Según la madre del joven, la casa recibió treinta y tres disparos de efectivos de la Policía Nacional Bolivariana -PNB-, la mañana del 4 de marzo.
«Uno de los disparos traspasó un caldero que colgaba sobre la cocina. El rastro de los demás tiros quedó grabado en las paredes: orificios de distintos tamaños, algunos pequeños y redondos, otros muy grandes y deformes», relató.
Al consultar a la familia, respondieron que los huecos enormes fueron abiertos por los policías para extraer las balas incrustadas y no dejar rastros de la matanza que ellos mismos protagonizaron.
Contó que al cadáver de su hijo le faltaban los dientes, tenía un disparo en una pierna y otro en el pecho, que fue el que lo mató. En la cocina encontró dos bates que eran de sus hijos, guantes y un balde grande de pintura repleto de sangre, lo mismo que el colchón y colchonetas donde dormían las víctimas.
¿Qué pasó en el barrio 19 de Abril?
Una comisión de al menos 30 funcionarios de la Policía Nacional Bolivariana (PNB) llegó pasadas las 8:00 a.m. del 4 de marzo a Petare, acordonó el callejón El Planeta y obligó a que nadie pudiera entrar ni salir. Los vecinos estaban sorprendidos, porque es raro que este tipo de actuaciones lo hicieran a esa hora. Usualmente lo hacen en la madrugada.
Antes de llegar a la casa de Elvis, ubicada en un tercer piso, tumbaron varias puertas.

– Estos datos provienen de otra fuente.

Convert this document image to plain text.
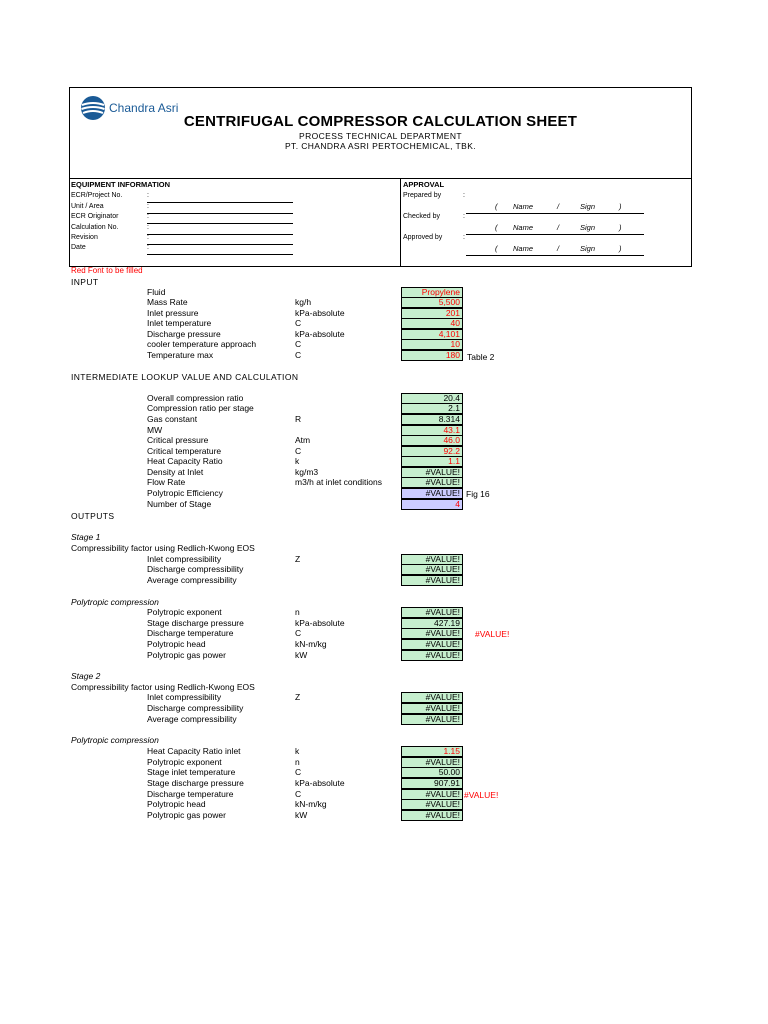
Chandra Asri
CENTRIFUGAL COMPRESSOR CALCULATION SHEET
PROCESS TECHNICAL DEPARTMENT
PT. CHANDRA ASRI PERTOCHEMICAL, TBK.
EQUIPMENT INFORMATION	APPROVAL
Red Font to be filled
INPUT
ECR/Project No.	:
Unit / Area	:
ECR Originator	:
Calculation No.	:
Revision	:
Date	:
Prepared by	:
( Name	/	Sign	)
Checked by	:
( Name	/	Sign	)
Approved by	:
( Name	/	Sign	)
Fluid	Propylene
Mass Rate	kg/h	5,500
Inlet pressure	kPa-absolute	201
Inlet temperature	C	40
Discharge pressure	kPa-absolute	4,101
cooler temperature approach	C	10
Temperature max	C	180 Table 2
INTERMEDIATE LOOKUP VALUE AND CALCULATION
Overall compression ratio	20.4
Compression ratio per stage	2.1
Gas constant	R	8.314
MW	43.1
Critical pressure	Atm	46.0
Critical temperature	C	92.2
Heat Capacity Ratio	k	1.1
Density at Inlet	kg/m3	#VALUE!
Flow Rate	m3/h at inlet conditions	#VALUE!
Polytropic Efficiency	#VALUE!
Number of Stage	4
Fig 16
OUTPUTS
Stage 1
Compressibility factor using Redlich-Kwong EOS
Inlet compressibility	Z	#VALUE!
Discharge compressibility	#VALUE!
Average compressibility	#VALUE!
Polytropic compression
Polytropic exponent	n	#VALUE!
Stage discharge pressure	kPa-absolute	427.19
Discharge temperature	C	#VALUE!
Polytropic head	kN-m/kg	#VALUE!
Polytropic gas power	kW	#VALUE!
#VALUE!
Stage 2
Compressibility factor using Redlich-Kwong EOS
Inlet compressibility	Z	#VALUE!
Discharge compressibility	#VALUE!
Average compressibility	#VALUE!
Polytropic compression
Heat Capacity Ratio inlet	k	1.15
Polytropic exponent	n	#VALUE!
Stage inlet temperature	C	50.00
Stage discharge pressure	kPa-absolute	907.91
Discharge temperature	C	#VALUE!
Polytropic head	kN-m/kg	#VALUE!
Polytropic gas power	kW	#VALUE!
#VALUE!
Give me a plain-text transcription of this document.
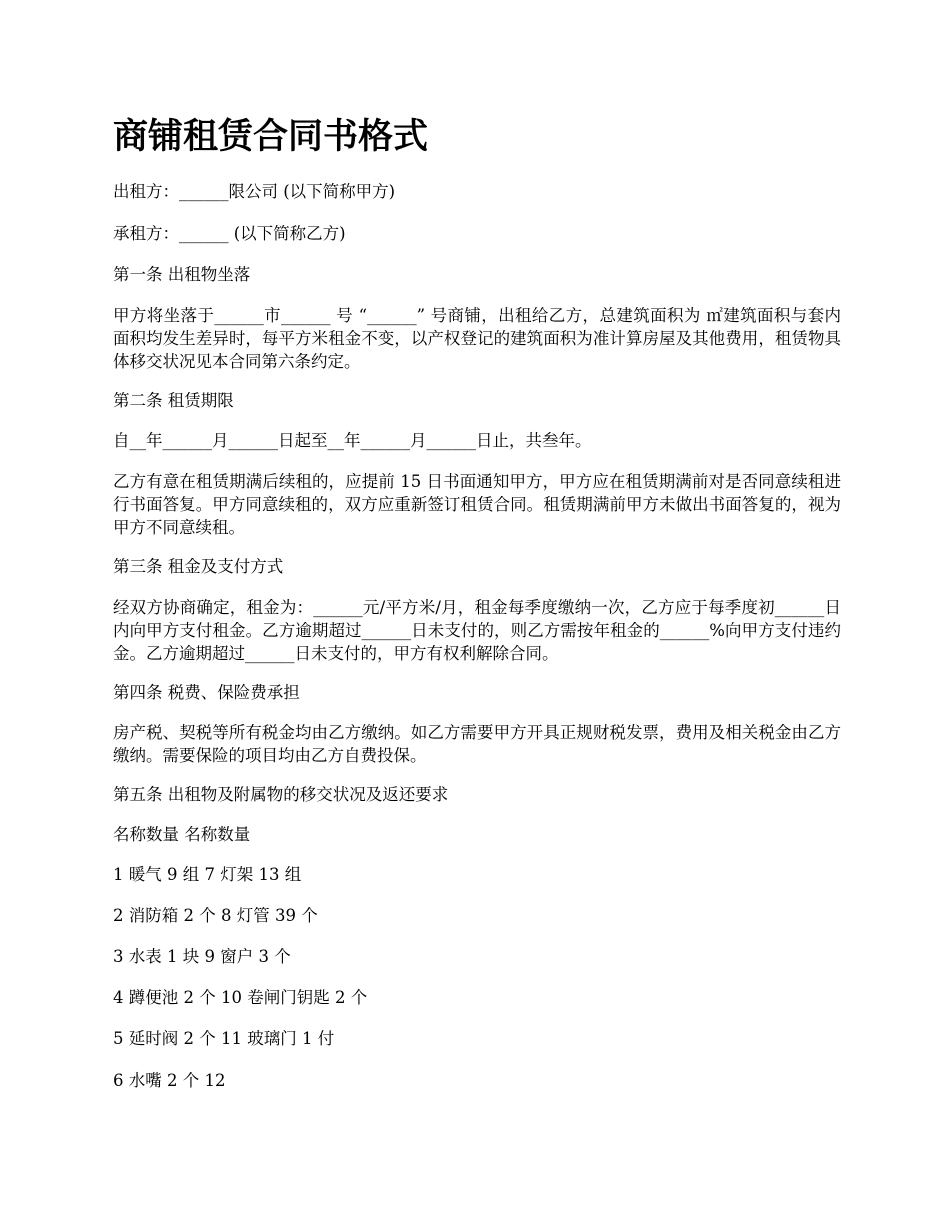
商铺租赁合同书格式

出租方：______限公司 (以下简称甲方)

承租方：______ (以下简称乙方)

第一条 出租物坐落

甲方将坐落于______市______ 号 “______” 号商铺，出租给乙方，总建筑面积为 ㎡建筑面积与套内面积均发生差异时，每平方米租金不变，以产权登记的建筑面积为准计算房屋及其他费用，租赁物具体移交状况见本合同第六条约定。

第二条 租赁期限

自__年______月______日起至__年______月______日止，共叁年。

乙方有意在租赁期满后续租的，应提前 15 日书面通知甲方，甲方应在租赁期满前对是否同意续租进行书面答复。甲方同意续租的，双方应重新签订租赁合同。租赁期满前甲方未做出书面答复的，视为甲方不同意续租。

第三条 租金及支付方式

经双方协商确定，租金为：______元/平方米/月，租金每季度缴纳一次，乙方应于每季度初______日内向甲方支付租金。乙方逾期超过______日未支付的，则乙方需按年租金的______%向甲方支付违约金。乙方逾期超过______日未支付的，甲方有权利解除合同。

第四条 税费、保险费承担

房产税、契税等所有税金均由乙方缴纳。如乙方需要甲方开具正规财税发票，费用及相关税金由乙方缴纳。需要保险的项目均由乙方自费投保。

第五条 出租物及附属物的移交状况及返还要求

名称数量 名称数量

1 暖气 9 组 7 灯架 13 组

2 消防箱 2 个 8 灯管 39 个

3 水表 1 块 9 窗户 3 个

4 蹲便池 2 个 10 卷闸门钥匙 2 个

5 延时阀 2 个 11 玻璃门 1 付

6 水嘴 2 个 12
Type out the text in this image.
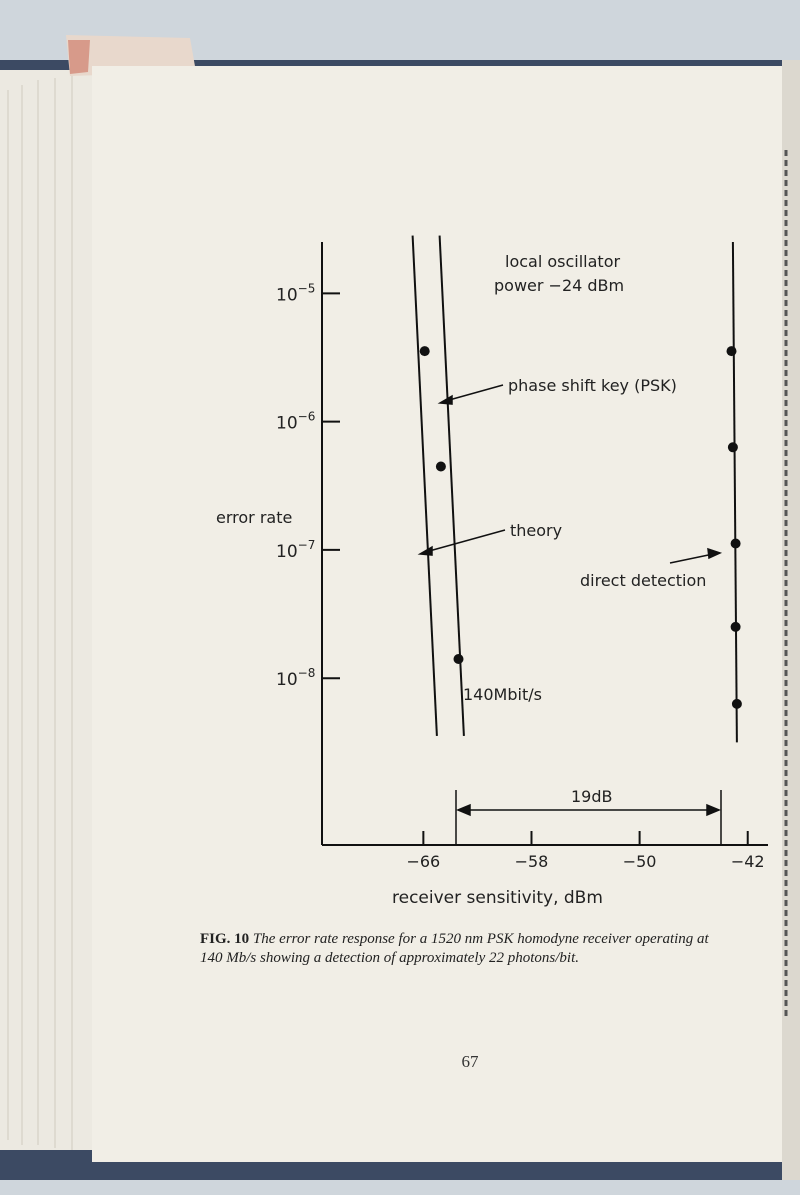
$10^{-5}$
$10^{-6}$
$10^{-7}$
$10^{-8}$
−66	−58	−50	−42
error rate
receiver sensitivity, dBm
local oscillator
power −24 dBm
phase shift key (PSK)
theory
direct detection
140Mbit/s
19dB
FIG. 10 The error rate response for a 1520 nm PSK homodyne receiver operating at 140 Mb/s showing a detection of approximately 22 photons/bit.
67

Los testigos aseguran que solo escucharon murmullos entre los policías, e inmediatamente sonaron los disparos.
Lo que siguió fueron minutos de silencio y después se oyeron las carcajadas de los policías que estaban dentro.
«La madre de Elvis no estaba esa mañana en la casa porque trabaja en Barlovento en una siembra de cacao. El adolescente también tenía el mismo oficio pero se retiró días antes porque debía comprar pañales y medicamento para su hijo de apenas seis meses de nacido. A la hermana del muchacho también la amenazaron los policías».